中安常務は廃止の理由を「輸送改善などの収支改善に取り組んできたが、周防営業所の収支は関係自治体からの補助金を活用しても赤字が継続する状況だった。コロナ禍でさらに経営が悪化し、持続的経営を目指す中長期計画を策定する中で、収支改善策の一つとして周防営業所の廃止を決めた」と説明した。
同営業所の唯一のバス路線「光・下松線」は、下松市の下松タウンセンター前と光市の室積公園口の間の約25キロを1日31往復して運行。路線の大半は国道188号。付属光小の児童専用のスクールバスは周南市役所前―同校前、光駅前―同校前の2系統で運行しているが、付属光中のスクールバスはない。
路線バスは付属光中や光高、聖光高の生徒が利用客の約6割を占める。同営業所の社員は運転手など計10人。
営業赤字は周防営業所だけで4千万円超
自治体からの補助金は昨年度で光市から1284万1千円▽下松市から554万3千円だが、同営業所の昨年度の営業赤字は4,155万円に達した。同社全体では7億円を超えているという。
光・下松線の乗客はピーク時の2006年度は54万8,072人だったが、昨年度は28万746人に減った。市内を循環するひかりぐるりんバスも13年度の約3万4千人が昨年度は1万6千人にまで落ち込んだ。
同社は昨年12月に光、下松両市にバス路線廃止の意向を口頭で報告し、4月に書面で両市に改めて申し入れたという。
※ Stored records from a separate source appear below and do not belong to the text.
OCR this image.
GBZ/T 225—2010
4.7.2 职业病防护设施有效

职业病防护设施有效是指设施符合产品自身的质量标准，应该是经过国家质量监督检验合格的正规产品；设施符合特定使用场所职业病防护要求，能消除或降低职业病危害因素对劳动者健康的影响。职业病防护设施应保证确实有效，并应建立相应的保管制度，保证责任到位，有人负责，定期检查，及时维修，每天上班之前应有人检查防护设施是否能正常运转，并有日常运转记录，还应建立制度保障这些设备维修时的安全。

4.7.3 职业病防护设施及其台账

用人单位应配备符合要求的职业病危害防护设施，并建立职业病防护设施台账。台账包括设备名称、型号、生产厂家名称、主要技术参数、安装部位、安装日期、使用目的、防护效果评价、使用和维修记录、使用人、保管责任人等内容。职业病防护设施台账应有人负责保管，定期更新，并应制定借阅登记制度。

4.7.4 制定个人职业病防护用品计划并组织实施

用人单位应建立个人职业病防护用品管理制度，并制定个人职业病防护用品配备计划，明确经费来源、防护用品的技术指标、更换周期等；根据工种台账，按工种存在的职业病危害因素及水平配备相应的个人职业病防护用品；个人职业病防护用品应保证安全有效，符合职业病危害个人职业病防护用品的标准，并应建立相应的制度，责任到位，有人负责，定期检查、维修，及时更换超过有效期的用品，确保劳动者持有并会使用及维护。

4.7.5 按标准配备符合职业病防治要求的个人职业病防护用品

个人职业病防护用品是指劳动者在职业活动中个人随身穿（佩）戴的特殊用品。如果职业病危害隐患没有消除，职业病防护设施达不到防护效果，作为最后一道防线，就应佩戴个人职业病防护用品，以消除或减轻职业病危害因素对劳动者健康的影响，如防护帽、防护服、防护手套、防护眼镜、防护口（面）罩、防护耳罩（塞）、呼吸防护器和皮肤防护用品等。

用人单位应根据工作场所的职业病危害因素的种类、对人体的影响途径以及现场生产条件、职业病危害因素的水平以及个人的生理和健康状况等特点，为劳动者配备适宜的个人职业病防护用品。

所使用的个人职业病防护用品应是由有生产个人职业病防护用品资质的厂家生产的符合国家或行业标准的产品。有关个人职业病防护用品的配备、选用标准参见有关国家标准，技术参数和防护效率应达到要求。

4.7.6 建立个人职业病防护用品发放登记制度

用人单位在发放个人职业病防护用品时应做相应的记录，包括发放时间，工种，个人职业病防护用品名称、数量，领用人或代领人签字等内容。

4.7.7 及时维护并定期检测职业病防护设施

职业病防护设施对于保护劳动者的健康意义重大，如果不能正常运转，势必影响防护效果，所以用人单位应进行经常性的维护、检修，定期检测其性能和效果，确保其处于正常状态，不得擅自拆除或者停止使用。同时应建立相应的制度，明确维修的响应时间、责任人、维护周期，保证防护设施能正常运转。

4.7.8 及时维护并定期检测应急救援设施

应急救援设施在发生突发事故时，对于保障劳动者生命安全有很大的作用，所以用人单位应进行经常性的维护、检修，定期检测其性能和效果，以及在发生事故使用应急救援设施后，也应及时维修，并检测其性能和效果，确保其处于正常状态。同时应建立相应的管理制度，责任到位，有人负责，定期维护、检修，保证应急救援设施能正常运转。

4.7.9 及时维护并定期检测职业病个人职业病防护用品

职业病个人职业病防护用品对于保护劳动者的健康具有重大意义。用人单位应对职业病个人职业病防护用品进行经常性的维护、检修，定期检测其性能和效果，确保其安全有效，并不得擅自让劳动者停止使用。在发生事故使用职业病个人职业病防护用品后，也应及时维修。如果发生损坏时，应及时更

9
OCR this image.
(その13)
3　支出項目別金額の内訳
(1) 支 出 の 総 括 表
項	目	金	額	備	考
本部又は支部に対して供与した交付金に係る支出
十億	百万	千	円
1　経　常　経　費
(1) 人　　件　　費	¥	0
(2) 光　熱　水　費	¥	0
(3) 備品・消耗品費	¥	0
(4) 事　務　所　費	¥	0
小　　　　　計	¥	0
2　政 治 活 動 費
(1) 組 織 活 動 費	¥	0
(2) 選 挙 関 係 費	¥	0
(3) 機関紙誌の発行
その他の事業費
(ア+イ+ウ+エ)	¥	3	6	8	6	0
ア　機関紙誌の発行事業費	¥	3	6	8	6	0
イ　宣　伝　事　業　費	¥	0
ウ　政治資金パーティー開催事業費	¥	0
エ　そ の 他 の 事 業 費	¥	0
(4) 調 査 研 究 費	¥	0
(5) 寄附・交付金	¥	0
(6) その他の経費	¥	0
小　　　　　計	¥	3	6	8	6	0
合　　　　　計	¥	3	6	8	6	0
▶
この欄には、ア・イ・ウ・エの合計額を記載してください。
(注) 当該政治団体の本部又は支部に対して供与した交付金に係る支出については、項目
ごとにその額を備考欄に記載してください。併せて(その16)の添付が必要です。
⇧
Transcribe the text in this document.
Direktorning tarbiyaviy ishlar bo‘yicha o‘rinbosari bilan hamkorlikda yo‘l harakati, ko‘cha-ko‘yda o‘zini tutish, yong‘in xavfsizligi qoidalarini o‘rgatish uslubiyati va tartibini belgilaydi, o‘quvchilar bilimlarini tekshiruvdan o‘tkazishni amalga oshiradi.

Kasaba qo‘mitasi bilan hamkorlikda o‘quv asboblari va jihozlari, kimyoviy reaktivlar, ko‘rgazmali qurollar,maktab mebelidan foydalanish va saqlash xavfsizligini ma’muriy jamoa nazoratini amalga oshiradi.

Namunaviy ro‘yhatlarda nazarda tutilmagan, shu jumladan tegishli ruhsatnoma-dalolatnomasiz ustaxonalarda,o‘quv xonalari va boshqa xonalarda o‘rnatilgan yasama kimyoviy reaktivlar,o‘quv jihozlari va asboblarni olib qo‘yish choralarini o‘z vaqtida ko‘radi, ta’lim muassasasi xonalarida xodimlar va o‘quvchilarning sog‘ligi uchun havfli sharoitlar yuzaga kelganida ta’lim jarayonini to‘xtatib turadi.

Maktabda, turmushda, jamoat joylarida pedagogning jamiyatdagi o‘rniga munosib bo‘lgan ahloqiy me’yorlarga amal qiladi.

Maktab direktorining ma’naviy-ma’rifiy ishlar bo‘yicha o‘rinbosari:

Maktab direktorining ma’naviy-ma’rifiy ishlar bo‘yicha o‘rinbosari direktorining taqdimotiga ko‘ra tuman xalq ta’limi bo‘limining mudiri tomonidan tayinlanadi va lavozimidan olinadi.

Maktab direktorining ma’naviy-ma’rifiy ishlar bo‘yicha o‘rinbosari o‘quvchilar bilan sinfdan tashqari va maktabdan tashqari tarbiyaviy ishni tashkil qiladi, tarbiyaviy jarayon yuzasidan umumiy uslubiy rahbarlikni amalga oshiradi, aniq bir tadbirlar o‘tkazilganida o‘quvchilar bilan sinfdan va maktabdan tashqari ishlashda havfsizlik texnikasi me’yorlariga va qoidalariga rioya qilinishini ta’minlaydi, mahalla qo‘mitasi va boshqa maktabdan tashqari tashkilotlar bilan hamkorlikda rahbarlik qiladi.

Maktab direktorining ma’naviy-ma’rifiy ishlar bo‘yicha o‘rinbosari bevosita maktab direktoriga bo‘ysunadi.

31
同社は9月末までに道路運送法に基づく路線の廃止届を国土交通省中国運輸局山口運輸支局に提出する。
「後継事業者への継承を全面支援」
質疑応答で本紙記者は「付属光小にスクールバス廃止の説明はしたのか」「周防営業所は業務を一切残さず、全面的に撤退するのか」を質問した。
中安常務は「先週に付属光小、付属光中、光高、聖光高を訪問して(撤退を)説明したが、すでに情報が出回っていたこともあり、撤退に対して困惑したり撤回を求める反応もあった。弊社の事情を説明し、後継のバス事業者を見つけていく光市の検討作業に全面的に協力していくことを説明した」と答えた。
さらに周防営業所の今後は「営業所の事業をすべてやめ、社員や車両を有効活用することで会社全体の収支が改善する。土地や建物も賃貸を検討材料の一つとして考えていきたい」と説明した。
中安常務は「後継のバス事業者に路線を円滑に引き継げるよう、情報提供など全面的に協力と支援をしていきたい。長きに渡り、弊社をご愛顧いただき、心よりお礼を申し上げます」と頭を下げた。
これで1942年6月、当時の鉄道省が光海軍工廠の従業員の輸送のために始めた「鉄道省営バス」以来、国鉄バス、中国ジェイアールバスと81年間続いた系譜にピリオドが打たれることになる。
一方、光市の市川熙市長は7日、市公共交通政策課を通じてコメントを発表し「対応策を早急に検討する」とした。(別表参照)
付属光小の児童の保護者にも動揺が広がっており、市内在住の母親は「学校やバス会社から安心できるきちんとした説明が早くほしい」と話していた。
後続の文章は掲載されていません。